Der von den USA ausgeheckte Schläger hingegen steht für die Mentalität des Kalten Krieges, die Ausbeutung der Entwicklungsländer, die gemeinsame Eindämmung Chinas und eine Politik, bei der Amerika an erster Stelle steht und die monopolistische „regelbasierte internationale Ordnung“ festgeschrieben wird.

Es wäre verfehlt zu erwarten, dass die in Bayern versammelten G7-Koryphäen die Absurdität einer Preisobergrenze für russische Öl- und Gasexporte verstehen. Sollte dies tatsächlich geschehen, wird Moskau keine Probleme haben, die Energielieferungen an die G7-Staaten vollständig einzustellen. Und wenn andere Länder ausgeschlossen werden, würde der Preis für das von ihnen importierte Öl und Gas drastisch ansteigen.

BRICS ebnet den Weg in die Zukunft

Kein Wunder also, dass die Zukunft unheilvoll ist. In einem verblüffenden Interview mit dem weißrussischen Staatsfernsehen fasste der russische Außenminister Sergej Lawrow zusammen, dass „der Westen ehrlichen Wettbewerb fürchtet“.

Daher die Spitze der Abschaffung der Kultur und „die Unterdrückung von allem, was in irgendeiner Weise der neoliberalen Vision und der Gestaltung der Welt widerspricht.“ Lawrow fasste auch den Fahrplan für die Zukunft zum Nutzen des gesamten globalen Südens zusammen:

„Wir brauchen keine neue G8. Wir haben bereits Strukturen … vor allem in Eurasien. Die EAEU fördert aktiv die Integrationsprozesse mit der VR China, indem sie Chinas Gürtel- und Straßeninitiative mit den eurasischen Integrationsplänen in Einklang bringt. Die Mitglieder des Verbandes Südostasiatischer Nationen befassen sich eingehend mit diesen Plänen. Einige von ihnen unterzeichnen derzeit Freihandelszonenabkommen mit der EAEU. Auch die Shanghaier Organisation für Zusammenarbeit ist Teil dieser Prozesse… Es gibt noch eine weitere Struktur jenseits der geografischen Grenzen Eurasiens.

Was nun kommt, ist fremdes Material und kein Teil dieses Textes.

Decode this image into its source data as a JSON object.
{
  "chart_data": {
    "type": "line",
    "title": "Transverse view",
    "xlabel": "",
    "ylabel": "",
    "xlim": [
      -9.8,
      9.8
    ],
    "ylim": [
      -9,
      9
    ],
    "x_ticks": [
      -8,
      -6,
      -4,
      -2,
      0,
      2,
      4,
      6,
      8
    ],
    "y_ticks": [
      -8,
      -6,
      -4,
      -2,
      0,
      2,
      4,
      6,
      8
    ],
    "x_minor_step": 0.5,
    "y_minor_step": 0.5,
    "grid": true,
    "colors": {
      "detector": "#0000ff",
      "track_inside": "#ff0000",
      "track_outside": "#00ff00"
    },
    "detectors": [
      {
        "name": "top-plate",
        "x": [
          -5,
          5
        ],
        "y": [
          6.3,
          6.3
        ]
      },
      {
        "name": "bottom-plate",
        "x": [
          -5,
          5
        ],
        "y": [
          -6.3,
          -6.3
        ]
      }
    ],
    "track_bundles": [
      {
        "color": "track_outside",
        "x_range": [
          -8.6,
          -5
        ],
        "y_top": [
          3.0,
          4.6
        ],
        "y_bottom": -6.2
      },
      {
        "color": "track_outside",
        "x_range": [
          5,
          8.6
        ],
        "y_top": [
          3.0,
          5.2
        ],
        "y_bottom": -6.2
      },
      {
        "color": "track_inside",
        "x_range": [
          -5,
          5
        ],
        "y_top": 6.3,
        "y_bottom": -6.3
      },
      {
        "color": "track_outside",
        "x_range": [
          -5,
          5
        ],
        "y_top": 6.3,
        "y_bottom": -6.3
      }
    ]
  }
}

„Das sind die BRICS. Diese Vereinigung verlässt sich immer weniger auf die westliche Art, Geschäfte zu machen, und auf westliche Regeln für internationale Währungs-, Finanz- und Handelsinstitutionen. Sie bevorzugen gerechtere Methoden, die keine Prozesse von der dominierenden Rolle des Dollars oder einer anderen Währung abhängig machen. Die G20 vertritt vollständig die BRICS und fünf weitere Länder, die die Positionen der BRICS teilen, während die G7 und ihre Anhänger auf der anderen Seite der Barrikaden stehen“.

„Dies ist ein ernsthaftes Gleichgewicht. Die G20 kann sich verschlechtern, wenn der Westen sie zum Anheizen der Konfrontation nutzt. Die von mir genannten Strukturen (SCO, BRICS, ASEAN, EAEU und GUS) beruhen auf Konsens, gegenseitigem Respekt und einem Interessenausgleich und nicht auf der Forderung, die unipolaren Realitäten der Welt zu akzeptieren.“ Übersetzt mit Deepl.com

Blechvorhang? Eher ein zerrissener Vorhang.